Its competitors did not hold back on marketing. NYU Langone Medical Center advertises on Hampton Jitneys that barrel through North Shore-LIJ's turf, emblazoned with the Manhattan hospital's "Made for New York" branding.

 

 

 

 

 

By early 2015, North Shore-LIJ had to act because of industrywide changes in reimbursement. State and federal policy started shifting health care to a payment model that penalizes hospitals when they lose patients to other providers.

"We had to convince the board that for the future, we have to compete fiercely for people coming into our facilities," said Soto. "The name is an impediment."

Dowling told Soto he needed to treat rebranding like a political campaign. Soto commissioned Interbrand and Monigle to develop a name, logo and brand identity. As 600 proposed names were whittled down to Northwell, Soto tried to build consensus. He says he visited board members' homes to "whip the votes." Claster made calls to ensure Northwell would pass a full-board vote. Each hospital--such as Long Island Jewish Medical Center--could keep its name, which sealed the deal.

Northwell has its detractors. It sounds like a diet snack, as in "Hand me a package of those Northwells," wrote one Long Island columnist.

Dr. Edward Halperin, chancellor and chief executive of New York Medical College, a Jewish institution, views the loss of "LIJ," for Long Island Jewish, as the latest in a string of secular name changes. As for the timing of the Northwell press conference on Sept. 14, Rosh Hashana, he said: "Someone who is respectful of Jewish tradition does not make business announcements on the Jewish New Year." A name that stripped the system of both geographic and religious limitations was a smart choice, argues Margaret Wolfson, founder of Manhattan branding agency River + Wolf. "In a secular age, those religious affiliations sound exclusive, even though these institutions are inclusive," she said.

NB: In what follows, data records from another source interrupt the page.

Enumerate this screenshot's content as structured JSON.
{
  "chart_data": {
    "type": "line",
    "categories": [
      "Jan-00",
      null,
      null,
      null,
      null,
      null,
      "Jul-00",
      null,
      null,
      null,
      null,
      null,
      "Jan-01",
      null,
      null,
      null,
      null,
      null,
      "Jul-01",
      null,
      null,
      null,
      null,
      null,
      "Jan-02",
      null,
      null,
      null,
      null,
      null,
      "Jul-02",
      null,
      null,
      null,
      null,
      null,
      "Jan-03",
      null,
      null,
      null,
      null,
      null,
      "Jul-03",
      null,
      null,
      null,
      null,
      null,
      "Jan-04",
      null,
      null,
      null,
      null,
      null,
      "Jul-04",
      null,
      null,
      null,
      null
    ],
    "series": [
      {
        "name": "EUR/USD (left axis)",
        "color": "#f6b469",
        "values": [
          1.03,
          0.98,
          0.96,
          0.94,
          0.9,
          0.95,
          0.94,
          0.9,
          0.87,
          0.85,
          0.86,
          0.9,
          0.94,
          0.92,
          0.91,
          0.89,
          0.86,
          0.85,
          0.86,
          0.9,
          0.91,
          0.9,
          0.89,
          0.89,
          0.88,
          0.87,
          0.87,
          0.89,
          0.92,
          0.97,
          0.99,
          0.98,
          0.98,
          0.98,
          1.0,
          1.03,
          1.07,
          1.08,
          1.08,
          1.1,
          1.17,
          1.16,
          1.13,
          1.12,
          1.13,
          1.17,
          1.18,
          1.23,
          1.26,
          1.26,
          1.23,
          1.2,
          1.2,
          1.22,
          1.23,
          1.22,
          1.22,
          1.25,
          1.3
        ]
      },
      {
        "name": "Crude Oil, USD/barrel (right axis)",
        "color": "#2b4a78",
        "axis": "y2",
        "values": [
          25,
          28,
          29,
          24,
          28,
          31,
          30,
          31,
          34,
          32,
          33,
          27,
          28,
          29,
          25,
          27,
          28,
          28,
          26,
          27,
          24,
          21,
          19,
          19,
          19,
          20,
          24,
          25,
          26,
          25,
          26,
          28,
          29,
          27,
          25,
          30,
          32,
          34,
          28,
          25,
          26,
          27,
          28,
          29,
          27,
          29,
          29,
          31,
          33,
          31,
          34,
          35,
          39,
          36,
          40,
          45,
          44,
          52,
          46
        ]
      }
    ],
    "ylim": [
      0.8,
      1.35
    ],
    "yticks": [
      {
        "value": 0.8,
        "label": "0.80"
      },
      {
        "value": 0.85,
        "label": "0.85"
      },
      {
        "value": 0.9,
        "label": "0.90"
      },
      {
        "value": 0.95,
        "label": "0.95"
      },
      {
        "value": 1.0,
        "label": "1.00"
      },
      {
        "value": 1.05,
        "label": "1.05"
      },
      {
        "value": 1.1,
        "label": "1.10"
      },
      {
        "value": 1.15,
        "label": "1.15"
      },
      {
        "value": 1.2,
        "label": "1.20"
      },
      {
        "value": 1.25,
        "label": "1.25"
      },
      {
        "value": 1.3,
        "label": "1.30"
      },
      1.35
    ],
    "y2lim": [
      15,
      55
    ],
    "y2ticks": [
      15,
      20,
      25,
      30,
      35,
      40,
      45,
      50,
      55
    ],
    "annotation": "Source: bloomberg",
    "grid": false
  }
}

The Northwell name, said Dowling, is a launching point, "a new beginning. It's an opportunity to think about who we are and what we want to be."

FOCAL POINT

FOOTPRINT: Northwell stretches from Northern Westchester Hospital in Mount Kisco to Peconic Bay Medical Center in Riverhead, L.I.

SIGNS OF THE TIMES: Northwell will spend an estimated $15 million to $20 million over two to three years to replace signage on 800 vehicles and some 2,000 external images, and take other actions to erase the North Shore-LIJ name.

TRASH PILE: The names Laudica Health and Dedication Health were rejected.

GO FISH: Designed by the firm Monigle, Northwell’s logo is meant to evoke a school of fish all swimming in one direction. The varying colors and sizes in the logo can represent the diversity of its assets and its workforce.

 

A version of this article appears in the November 2, 2015, print issue of Crain's New York Business as "An $8 billion giant rebrands".